Most KàPs are not legal associations, but they may organize a non-profit organization. The internal organization is adapted to student lifestyle. Depending on their academic careers, students will generally stay in the same theme-based flat for at most two or three years. Each year, this high turnover has to be compensated for by finding new people interested in taking the lead of the KàP. For this, existing members organize dinners to meet newcomers. Furthermore, to stay alive and continue to prove their utility, KàPs must defend their continued working each year to a commission.
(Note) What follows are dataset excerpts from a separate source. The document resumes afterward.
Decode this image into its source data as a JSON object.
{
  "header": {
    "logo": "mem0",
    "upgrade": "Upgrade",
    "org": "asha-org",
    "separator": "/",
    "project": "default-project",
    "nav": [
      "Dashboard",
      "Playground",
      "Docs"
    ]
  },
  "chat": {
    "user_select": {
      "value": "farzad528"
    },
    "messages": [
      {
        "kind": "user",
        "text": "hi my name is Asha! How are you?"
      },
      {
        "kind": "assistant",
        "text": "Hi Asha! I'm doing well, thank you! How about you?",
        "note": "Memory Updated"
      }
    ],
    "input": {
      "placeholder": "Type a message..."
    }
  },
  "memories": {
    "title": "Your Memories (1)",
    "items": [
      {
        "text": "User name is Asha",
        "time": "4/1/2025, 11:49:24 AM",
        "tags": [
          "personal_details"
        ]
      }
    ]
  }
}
This commission is composed of UCLouvain officials and students, it examines the whole year covered by the KàPs, reads the file summary and plans for next year and then decides whether to give the KàPs an additional year on the campus.

== Committee ==
All the KàPs are organized around a committee called "the organ". This committee has three main positions: the chair, who is responsible for the KàPs official representations and governs the commission in charge of listening to KàPs defense about their renewal; the treasurer, who receives subsidies from the university and from the municipality and is responsible for redistributing them to the different KàPs; and the external relations manager, who is responsible for coordinating contacts between the KàPs, the University and the City

== Categorization of the projects ==
The different proposed projects of the KàPs are numerous but they can be categorized:

| Type | Description |
|---|---|
| Awareness projects | These projects defend humanitarian and ecological causes and fight against discrimination |
| Student service projects | These projects provide for example the centralization of the purchasing of syllabus, the communication of information on the campus. |
| Cultural projects | These projects propose some excursion ( theater, museums, to discover film or comics,...), events,... |
| Catholic projects | Projects organizing parochial activities |
| Language projects | These project invite students to practice a foreign language outside the university context ( discussion table in a pub,...) |

==Specificities of each city==
Theme-bases shared flat started in Louvain-la-Neuve but this concept has been expanded to Brussels, Liège, Namur and Mons. In total there are about 130 KàPs in Belgium.

=== Louvain-la-Neuve ===
KàPs were invented in Louvain-la-Neuve and are hosted by the University of Louvain. The city holds 79 KàPs, with more than 800 residents.

==== Brussels ====
The medical campus of the University of Louvain, UCLouvain Brussels Woluwe, in the Brussels commune of Woluwe-Saint-Lambert, was also founded in the 1970s and started the implementation of KàPs in the Brussels region. UCLouvain holds over 15 KàPs in Brussels.

Saint-Louis University, Brussels also organises kots-à-projet in its three residences in the city of Brussels and on the campus of the Université libre de Bruxelles.

=== Namur ===
As a partner to UCLouvain, the University of Namur has developed 17 KàPs in its city of Namur.

=== Mons ===
KàPs started to develop in Mons in 2011, when the Catholic University of Mons (FUCaM) merged with the University of Louvain, creating the UCLouvain FUCaM Mons with four KàPs, known as 'Kots associatifs', in 2019, and nine in 2022.

=== Liège ===
The city of Liège is still developing the concept, where the University of Liège's student union started developing 4 KàPs, including FRISKOT which tackles food waste.